Still, he is alone and incomplete. God created Adam for relationship. “The man alone is no more than a part, a limb without a body.” Adam is, as Paul later says, “head” of the woman. Leithart notes, however, “[a] bodiless head is as monstrous as a headless body. He’s an image of God only together with the woman.”

Leithart explains, “…Man needs help so humanity can achieve what humanity is called to achieve.  Unless the unique powers of woman catalyze the powers of man, and vice versa, mankind cannot reach its destiny… The gift of the woman transforms the man… [Adam] needs a helper to complete the human task… he needs a woman to be fully human.”  Leithart then ends with this: “The woman rescues the man from his solitude so humanity can reach its full glory, because, as Paul says, the woman is the glory of man.”

Men need to remember that Eve was not just to help functionally and vocationally: “The man needs a helper so that the part he is can fit into a whole, the union of two as one flesh.” Adam needs a partner for his task, but he also needs the woman to be fully human.

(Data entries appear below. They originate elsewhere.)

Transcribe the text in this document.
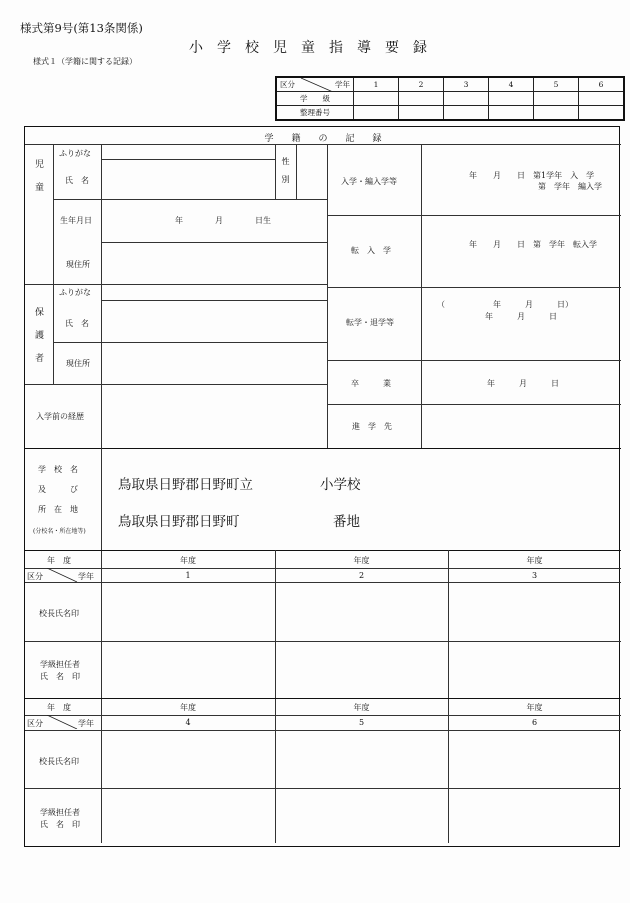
様式第9号(第13条関係)
小学校児童指導要録
様式１（学籍に関する記録）
区分 学年	1	2	3	4	5	6
学　　級						
整理番号						
学　　籍　　の　　記　　録
児童
ふりがな
氏　名	性別
生年月日	年　　　　月　　　　日生
現住所
保護者
ふりがな
氏　名
現住所
入学前の経歴
入学・編入学等
年　　月　　日　第1学年　入　学
第　学年　編入学
転　入　学
年　　月　　日　第　学年　転入学
転学・退学等
（　　　　　　年　　　月　　　日）
年　　　月　　　日
卒　　　業	年　　　月　　　日
進　学　先
学　校　名
及　　　び
所　在　地
(分校名・所在地等)
鳥取県日野郡日野町立	小学校
鳥取県日野郡日野町	番地
年　度	年度	年度	年度
区分	学年	1	2	3
校長氏名印
学級担任者
氏　名　印
年　度	年度	年度	年度
区分	学年	4	5	6
校長氏名印
学級担任者
氏　名　印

Leithart makes this observation: “Without the helper, the man is as half-finished as a chaotic, darkened earth, as fruitless as land without plants and water. Conversely, woman completes man as light, form and fullness complete the formless earth.” 

Men, here are four takeaways to consider. First, use your own solitude to discover your heavenly Father saying, “You are my beloved.”  Don’t expect a woman to affirm who you are. Affirmation comes from your Father in heaven. In solitude you learn you are a person, “a matchless being with a unique depth of subjectivity.”  “When God created mankind, he made them in the likeness of God.” (Gen. 5:1 NIV). 

Second, realize you are not complete. “As God supplies what’s lacking in creation’s deficiency, so he rescues man from his solitude.” We are all “no more than a part, a limb without a body.” Some remain single but find completeness in their relationship with the Lord, in being part of an extended family, and in being part of a church. Married people find wholeness not only in these relationships, but also in marriage itself.

Third, if God has led you into the covenant of marriage, you need your wife to finish the task God has given you. “Adam is created to be earth’s king, but he can’t become king unless he has a queen at his side. The woman rescues the man from inevitable frustration and mission-failure.” Men need to be rescued from their frail egos by a loving and supporting spouse.  Let her into your heart.

Fourth, remember that you are not a whole man in your solitude – you were created for relationship. If God leads you into the marriage relationship, he knows you need your wife to help you flourish on life’s journey. For many, “the gift of the woman transforms the man from a waterless waste into the human equivalent of the garden of God.”